The PMO said, at the time, that federal experts are providing advice to Ontario for how contaminated sediment in the river can be cleaned up.

Chief Fobister had welcomed the PMO comments, but wanted Trudeau to commit in writing to cleaning up the mercury that has contaminated the Wabigoon River system.

“How can Trudeau say that he is reconciling with First Nations while passing the buck on cleaning up an ongoing toxic leak that has plagued our health and undermined our culture for 50 years?” Chief Fobister said, after Trudeau’s comment in Calgary this week, in the prepared statement.

The federal government needs to be more involved, in part because it has responsibilities to inland fisheries, First Nations and public health, the statement adds.

A spokesperson for Carolyn Bennett, Minister of Indigenous and Northern Affairs Canada, did not respond directly to the allegations, but said the federal government is involved in many ways.

The spokesperson said the government is working with First Nations and the province on renewing the Mercury Disability Board, which was set up in the 1980s and offers compensation to people who have mercury-poisoning symptoms.

In addition, the response said, federal experts are giving expert advice to the province on remediating mercury contamination; Health Canada is monitoring water quality and health risks to the community, as well as offering free mercury testing to residents upon request and funding a health centre “with a treatment component,” and the government is working to ratify the Minamata Convention global treaty to “protect human health and the environment from the adverse effects of mercury.”

Meanwhile, the province has announced it is “completely committed” to finding and cleaning up the mercury.

Earlier this week, Ontario Environment Minister Glen Murray said in the Legislature that the mercury problem has gone on too long.

“I think all of us in this House wish we had behaved differently over the last 50 years.

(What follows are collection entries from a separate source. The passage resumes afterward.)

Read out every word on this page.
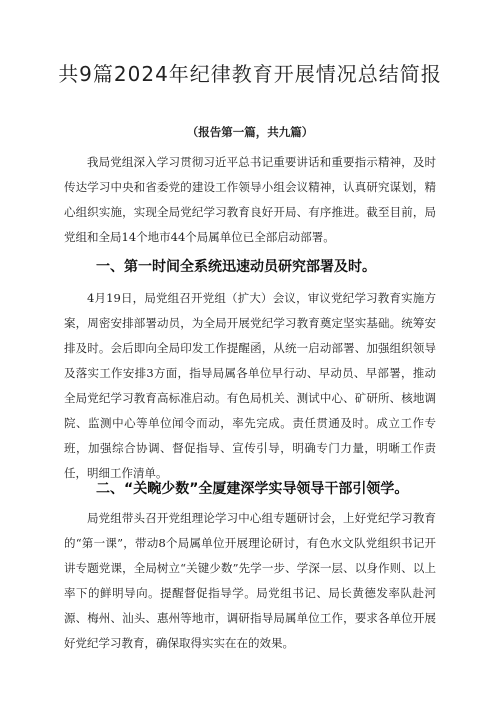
共9篇2024年纪律教育开展情况总结简报
（报告第一篇，共九篇）

我局党组深入学习贯彻习近平总书记重要讲话和重要指示精神，及时传达学习中央和省委党的建设工作领导小组会议精神，认真研究谋划，精心组织实施，实现全局党纪学习教育良好开局、有序推进。截至目前，局党组和全局14个地市44个局属单位已全部启动部署。

一、第一时间全系统迅速动员研究部署及时。

4月19日，局党组召开党组（扩大）会议，审议党纪学习教育实施方案，周密安排部署动员，为全局开展党纪学习教育奠定坚实基础。统筹安排及时。会后即向全局印发工作提醒函，从统一启动部署、加强组织领导及落实工作安排3方面，指导局属各单位早行动、早动员、早部署，推动全局党纪学习教育高标准启动。有色局机关、测试中心、矿研所、核地调院、监测中心等单位闻令而动，率先完成。责任贯通及时。成立工作专班，加强综合协调、督促指导、宣传引导，明确专门力量，明晰工作责任，明细工作清单。

二、“关畹少数”全厦建深学实导领导干部引领学。

局党组带头召开党组理论学习中心组专题研讨会，上好党纪学习教育的“第一课”，带动8个局属单位开展理论研讨，有色水文队党组织书记开讲专题党课，全局树立“关键少数”先学一步、学深一层、以身作则、以上率下的鲜明导向。提醒督促指导学。局党组书记、局长黄德发率队赴河源、梅州、汕头、惠州等地市，调研指导局属单位工作，要求各单位开展好党纪学习教育，确保取得实实在在的效果。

I don’t think anyone has clean hands here,” he said.

When asked by NDP critic for indigenous relations, Michael Mantha, why Murray’s government had not tested sediment in front of the site of the old paper mill, Murray replied by saying the responsibility for inaction should not just fall on the provincial Liberal party of today.

“All of us were in power during those periods of time, and not one party prior to this government, when in power, took action on that. Maybe we can all have a little humility, and, hopefully, we’ll get the engineering work, the water treatment facilities — and we’ll get this fixed, and restore some respect for the people who live there, which they are owed.”

There is no suggestion that current mill owner Domtar, a pulp manufacturer several owners removed from Reed Paper, is responsible for any source of mercury.